May 18th, 2006 | By | Category: Digital Music, Podcasting Law

The Home Recording Rights Coalition (HRRC) is charging the recording industry with breaking earlier agreements with consumers, congress and courts. The RIAA is suing US satellite radio firm XM over the Inno, a device that lets users record satellite radio broadcasts to be listened to at a later time. According to the HRRC, “the recording industry has now, via lawsuit, labeled its best customers as pirates and sought unprecedented tools to use against them.”

“I have a long enough memory to be astonished at the suit filed yesterday. We worked in good faith with the music industry to help pass the Audio Home Recording Act (AHRA), based on personal assurances that I received that it would put an end to this sort of harassing lawsuit against private, noncommercial consumer conduct,” said HRRC Chairman Gary Shapiro.
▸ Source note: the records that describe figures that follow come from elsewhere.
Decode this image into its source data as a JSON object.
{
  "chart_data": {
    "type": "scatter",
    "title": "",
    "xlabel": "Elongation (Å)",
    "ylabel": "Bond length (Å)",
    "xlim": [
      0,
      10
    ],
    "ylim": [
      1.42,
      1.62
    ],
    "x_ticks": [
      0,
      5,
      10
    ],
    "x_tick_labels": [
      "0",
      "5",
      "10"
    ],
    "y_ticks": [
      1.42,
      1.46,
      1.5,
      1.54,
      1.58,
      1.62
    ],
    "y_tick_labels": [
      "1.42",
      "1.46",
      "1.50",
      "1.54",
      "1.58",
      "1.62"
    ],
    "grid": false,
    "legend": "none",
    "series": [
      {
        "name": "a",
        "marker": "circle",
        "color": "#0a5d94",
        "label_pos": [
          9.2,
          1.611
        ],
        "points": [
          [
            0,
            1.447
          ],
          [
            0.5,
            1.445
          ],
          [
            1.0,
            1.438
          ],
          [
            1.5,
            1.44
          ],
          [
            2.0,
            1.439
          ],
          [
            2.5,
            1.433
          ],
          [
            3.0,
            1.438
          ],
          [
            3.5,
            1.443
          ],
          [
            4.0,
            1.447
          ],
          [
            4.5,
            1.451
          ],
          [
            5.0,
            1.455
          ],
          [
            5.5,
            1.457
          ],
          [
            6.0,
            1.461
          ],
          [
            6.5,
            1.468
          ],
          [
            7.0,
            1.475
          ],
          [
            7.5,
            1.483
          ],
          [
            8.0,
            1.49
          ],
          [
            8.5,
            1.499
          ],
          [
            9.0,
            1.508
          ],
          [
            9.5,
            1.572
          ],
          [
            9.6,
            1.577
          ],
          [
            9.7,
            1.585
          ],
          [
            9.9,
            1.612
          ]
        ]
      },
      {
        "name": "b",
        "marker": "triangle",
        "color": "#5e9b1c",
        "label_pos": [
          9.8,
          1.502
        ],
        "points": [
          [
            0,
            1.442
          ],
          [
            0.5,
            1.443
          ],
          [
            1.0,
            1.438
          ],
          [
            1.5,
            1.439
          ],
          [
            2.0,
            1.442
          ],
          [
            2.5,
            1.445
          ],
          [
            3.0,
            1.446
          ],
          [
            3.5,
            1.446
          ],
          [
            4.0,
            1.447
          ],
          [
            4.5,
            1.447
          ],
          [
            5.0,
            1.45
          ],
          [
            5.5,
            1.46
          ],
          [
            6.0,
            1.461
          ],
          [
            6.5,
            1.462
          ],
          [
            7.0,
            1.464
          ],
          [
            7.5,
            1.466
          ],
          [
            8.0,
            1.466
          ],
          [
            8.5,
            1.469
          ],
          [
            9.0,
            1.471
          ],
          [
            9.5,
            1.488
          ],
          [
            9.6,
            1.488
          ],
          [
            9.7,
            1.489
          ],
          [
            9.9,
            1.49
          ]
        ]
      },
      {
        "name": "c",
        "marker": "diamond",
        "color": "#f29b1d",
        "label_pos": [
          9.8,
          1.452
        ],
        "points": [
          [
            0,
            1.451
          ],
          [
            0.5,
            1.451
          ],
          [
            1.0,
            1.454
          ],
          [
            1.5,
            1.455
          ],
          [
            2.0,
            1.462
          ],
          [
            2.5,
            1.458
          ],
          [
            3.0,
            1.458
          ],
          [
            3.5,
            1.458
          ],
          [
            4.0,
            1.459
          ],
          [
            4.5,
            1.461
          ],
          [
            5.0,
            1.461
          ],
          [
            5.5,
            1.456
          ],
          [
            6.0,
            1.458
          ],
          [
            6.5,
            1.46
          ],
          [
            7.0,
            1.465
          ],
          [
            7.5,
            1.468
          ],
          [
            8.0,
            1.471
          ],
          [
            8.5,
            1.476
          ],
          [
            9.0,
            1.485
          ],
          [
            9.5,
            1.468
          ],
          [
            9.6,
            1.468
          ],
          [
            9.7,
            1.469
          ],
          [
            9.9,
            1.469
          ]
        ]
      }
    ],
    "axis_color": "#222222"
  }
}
“Yesterday the major labels filed such a suit, against the use of devices clearly covered by the AHRA, without so much as a mention of the law that provides for royalties on these devices, and which was clearly written to remove even the threat of this sort of bogus lawsuit,” he added.Shapiro also accused the labels, and the entertainment industry as a whole, of abusing the assurances given to the courts, the Congress and the public at large when the industry pursued its Grokster lawsuit. At that time, according to Shapiro, entertainment industry representatives insisted that they did not by any means intend to threaten in-home, private, noncommercial recording.